Source: Prepared by authors from the findings of their review and consultations.
Argentina
The Ministry of Health leads ICD-11 implementation in Argentina through the Centre for Classification of Diseases, within the Directorate of Health Statistics and Information. However, no dedicated task force has been established for the transition. Initial efforts began in 2021 (Figure 1) with a survey assessing human resources, systems, processes, and data quality in provincial health statistics offices (15). The results showed frequent turnover of staff, but a notable presence of experienced coders interested in training programs. Thereafter, a customized virtual training plan was developed for 2021–2022, which was later extended to 2023 (16).

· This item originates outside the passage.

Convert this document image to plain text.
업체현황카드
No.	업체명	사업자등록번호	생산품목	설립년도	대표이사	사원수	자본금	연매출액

Simultaneously, the Centre for Classification of Diseases, together with PAHO–WHO Argentina and supported by the organization Vital Strategies, launched an initiative to improve mortality data quality at the subnational level. This involved bridge coding trials with ICD-10 and ICD-11 (collection and comparison of the same mortality or morbidity data episodes coded using the two ICD versions) in three provinces and the development of the GAMMA bespoke software (Generation of Mortality Files for Monitoring with ANACoD3) to integrate ANACoD3 into the provincial information systems as a tool for assessing data quality (17).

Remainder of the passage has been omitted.